On the other hand, the –693CC, –643TT and –290CT genotypes of TNFSF11 reveal lower BMD in the left and/or right femoral neck than the other genotypes in postmenopausal women with OP, which demonstrates the important role of these SNPs in the variation of BMD (Table II). The linear regression analysis with all studied polymorphisms and BMD of the lumbar spine, and the right and left femoral necks, showed only a significant model between the –693G allele and BMD of the right femoral neck (constant = 0.738, β = 0.028, p = 0.032), indicating that there is a positive relationship since the BMD is increased slightly.
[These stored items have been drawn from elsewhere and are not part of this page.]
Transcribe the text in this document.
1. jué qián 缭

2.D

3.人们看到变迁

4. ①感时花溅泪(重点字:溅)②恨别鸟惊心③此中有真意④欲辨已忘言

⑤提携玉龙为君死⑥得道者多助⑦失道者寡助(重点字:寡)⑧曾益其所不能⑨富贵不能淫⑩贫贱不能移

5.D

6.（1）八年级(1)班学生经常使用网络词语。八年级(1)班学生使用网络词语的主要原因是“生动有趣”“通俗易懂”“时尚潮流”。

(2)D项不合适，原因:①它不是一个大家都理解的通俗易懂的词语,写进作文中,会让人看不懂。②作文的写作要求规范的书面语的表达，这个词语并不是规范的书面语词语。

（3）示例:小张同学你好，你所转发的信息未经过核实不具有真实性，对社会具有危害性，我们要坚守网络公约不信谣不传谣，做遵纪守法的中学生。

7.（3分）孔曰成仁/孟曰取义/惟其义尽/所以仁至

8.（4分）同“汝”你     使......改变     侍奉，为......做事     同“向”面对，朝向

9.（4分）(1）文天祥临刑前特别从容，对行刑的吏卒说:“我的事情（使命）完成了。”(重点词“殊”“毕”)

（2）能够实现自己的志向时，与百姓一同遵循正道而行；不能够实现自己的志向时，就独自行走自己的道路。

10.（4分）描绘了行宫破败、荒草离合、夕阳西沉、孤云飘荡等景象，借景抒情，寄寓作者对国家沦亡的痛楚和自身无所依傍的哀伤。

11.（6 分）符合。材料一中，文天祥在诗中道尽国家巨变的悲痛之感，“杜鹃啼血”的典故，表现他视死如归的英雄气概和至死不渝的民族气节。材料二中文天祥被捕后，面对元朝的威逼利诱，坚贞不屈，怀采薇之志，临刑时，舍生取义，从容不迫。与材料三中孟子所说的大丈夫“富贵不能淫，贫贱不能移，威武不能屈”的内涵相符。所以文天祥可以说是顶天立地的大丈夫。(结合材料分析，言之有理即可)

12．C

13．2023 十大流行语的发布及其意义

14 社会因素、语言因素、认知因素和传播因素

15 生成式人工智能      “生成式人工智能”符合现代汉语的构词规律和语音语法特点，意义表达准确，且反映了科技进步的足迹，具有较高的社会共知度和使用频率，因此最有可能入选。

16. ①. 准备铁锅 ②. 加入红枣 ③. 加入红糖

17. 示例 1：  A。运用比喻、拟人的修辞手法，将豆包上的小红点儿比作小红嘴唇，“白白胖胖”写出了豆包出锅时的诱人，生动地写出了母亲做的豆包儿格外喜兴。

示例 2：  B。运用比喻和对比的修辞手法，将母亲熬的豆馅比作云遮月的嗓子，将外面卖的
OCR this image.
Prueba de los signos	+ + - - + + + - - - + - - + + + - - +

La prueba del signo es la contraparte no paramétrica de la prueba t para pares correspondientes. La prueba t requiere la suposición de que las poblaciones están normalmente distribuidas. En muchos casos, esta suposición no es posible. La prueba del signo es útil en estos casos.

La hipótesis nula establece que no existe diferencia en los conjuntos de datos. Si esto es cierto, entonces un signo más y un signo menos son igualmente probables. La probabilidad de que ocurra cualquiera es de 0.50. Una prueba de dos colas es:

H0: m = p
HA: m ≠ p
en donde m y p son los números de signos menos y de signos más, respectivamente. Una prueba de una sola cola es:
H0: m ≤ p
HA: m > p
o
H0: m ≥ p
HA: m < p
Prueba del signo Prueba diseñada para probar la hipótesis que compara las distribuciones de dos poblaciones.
These three polymorphisms in Slovenian women with OP were associated with BMD of the lumbar spine and –693 C>G also with BMD of the femoral neck [18]. In the Chinese population –693 C>G or –643 C>T polymorphism was not related to BMD in peri- and postmenopausal women [7]. The –643TT and –290TT genotypes of TNFSF11 in the non-OP group were related to lower BMI, which could suggest a possible influence on the BMD variation as explained above for 1181 G>C [26].

In conclusion, the 1181 G>C and 1217 C>T polymorphisms of TNFRSF11B and –708 T>A, –693 C>G, –657 C>A, –643 C>T and –290 C>T of TNFSF11 were not associated with OP. However, –693CC, –643TT and –290CT genotypes have an effect of lowering BMD in the left and/or right femoral neck. The 1181GG genotype was significantly associated with lower BMI in women with OP as well as –643TT and –290TT genotypes of TNFSF11 in the non-OP group. The –708 T>A and –657 C>A polymorphisms have not been described in the literature.